A 2008 systematic review found improvement in gingival health with irrigation compared with regular oral hygiene, although there was no reduction in plaque. A 2019 meta-analysis found that water-jet irrigation is more effective at reducing bleeding on probing than flossing.

==Other uses==
Oral irrigators have also been used to remove tonsil stones ("tonsiloliths") in those subject to them.

== Mode of operation ==
Most oral irrigators use a single stream of water to flush unwanted material from between the teeth. Compared to flossing, oral irrigators are also ideal for narrow teeth or hard-to-reach areas between teeth.

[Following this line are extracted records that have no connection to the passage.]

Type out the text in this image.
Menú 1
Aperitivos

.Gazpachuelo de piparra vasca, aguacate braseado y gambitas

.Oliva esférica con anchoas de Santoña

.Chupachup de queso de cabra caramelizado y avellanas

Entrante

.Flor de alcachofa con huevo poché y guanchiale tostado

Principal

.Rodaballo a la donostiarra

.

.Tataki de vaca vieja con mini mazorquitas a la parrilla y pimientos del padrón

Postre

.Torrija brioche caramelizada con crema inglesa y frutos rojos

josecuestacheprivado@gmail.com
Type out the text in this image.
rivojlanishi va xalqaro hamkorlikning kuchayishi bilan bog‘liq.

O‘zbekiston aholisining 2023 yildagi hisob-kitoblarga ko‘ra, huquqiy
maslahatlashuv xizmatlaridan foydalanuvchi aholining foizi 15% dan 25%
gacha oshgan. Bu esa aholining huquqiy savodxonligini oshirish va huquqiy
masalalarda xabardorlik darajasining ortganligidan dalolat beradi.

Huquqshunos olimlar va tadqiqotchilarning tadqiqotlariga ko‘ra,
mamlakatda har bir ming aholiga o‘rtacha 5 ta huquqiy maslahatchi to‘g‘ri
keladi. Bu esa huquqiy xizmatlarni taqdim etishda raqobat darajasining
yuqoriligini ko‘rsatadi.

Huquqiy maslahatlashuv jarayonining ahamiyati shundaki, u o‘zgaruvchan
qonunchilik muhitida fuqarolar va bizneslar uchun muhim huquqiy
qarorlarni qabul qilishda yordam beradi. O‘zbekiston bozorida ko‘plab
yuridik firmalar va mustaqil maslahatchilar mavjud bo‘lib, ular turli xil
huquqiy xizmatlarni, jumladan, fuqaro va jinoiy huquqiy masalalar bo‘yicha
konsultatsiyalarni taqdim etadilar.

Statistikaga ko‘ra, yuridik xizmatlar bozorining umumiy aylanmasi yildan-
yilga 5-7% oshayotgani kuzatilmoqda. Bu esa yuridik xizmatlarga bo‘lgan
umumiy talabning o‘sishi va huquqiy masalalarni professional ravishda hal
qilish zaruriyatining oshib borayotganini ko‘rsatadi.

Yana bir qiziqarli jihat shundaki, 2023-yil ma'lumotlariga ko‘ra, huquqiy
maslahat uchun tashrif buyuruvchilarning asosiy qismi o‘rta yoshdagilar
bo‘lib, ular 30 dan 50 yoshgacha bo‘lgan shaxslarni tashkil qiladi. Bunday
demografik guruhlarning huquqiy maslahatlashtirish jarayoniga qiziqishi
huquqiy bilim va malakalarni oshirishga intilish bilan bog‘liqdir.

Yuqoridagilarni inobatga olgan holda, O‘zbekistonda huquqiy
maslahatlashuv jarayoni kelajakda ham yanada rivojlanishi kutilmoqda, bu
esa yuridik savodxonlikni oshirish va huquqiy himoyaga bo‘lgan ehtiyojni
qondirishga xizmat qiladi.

The market also offers devices in which it is possible to specifically massage the gums using sophisticated massage heads. In addition, mouthwash solution can be injected into periodontal pockets using the sub-gingival nozzle, used as a nozzle.

== Cleaning technique ==
After filling the reservoir with water, point the nozzle close to the gum line at an angle of 90 degrees. Then start the device by setting the appropriate pressure value. It is recommended to start irrigation from the back teeth, slowly following the gum line. The water jet should be directed between the tooth spaces, surfaces above the gum line, stopping momentarily at the area to be cleaned. In the case of hard-to-reach areas such as when using braces, in gum pockets, the angle of the nozzle can be changed.

== Criticism ==
Some dentists classify the oral irrigator as a wellness product, because it is not a substitute for routine brushing and flossing. There is only a possible improvement in blood circulation in the gums due to the massage effect. On the other hand, there is a risk that food debris will get into the tooth pockets due to improper use ("flushing the tooth pockets") and damage the teeth and gums there. Because of this risk, most dentists do not recommend the use of oral irrigators. Many dentists advise against usage of an irrigator for people with gum disease or have had a tooth extraction.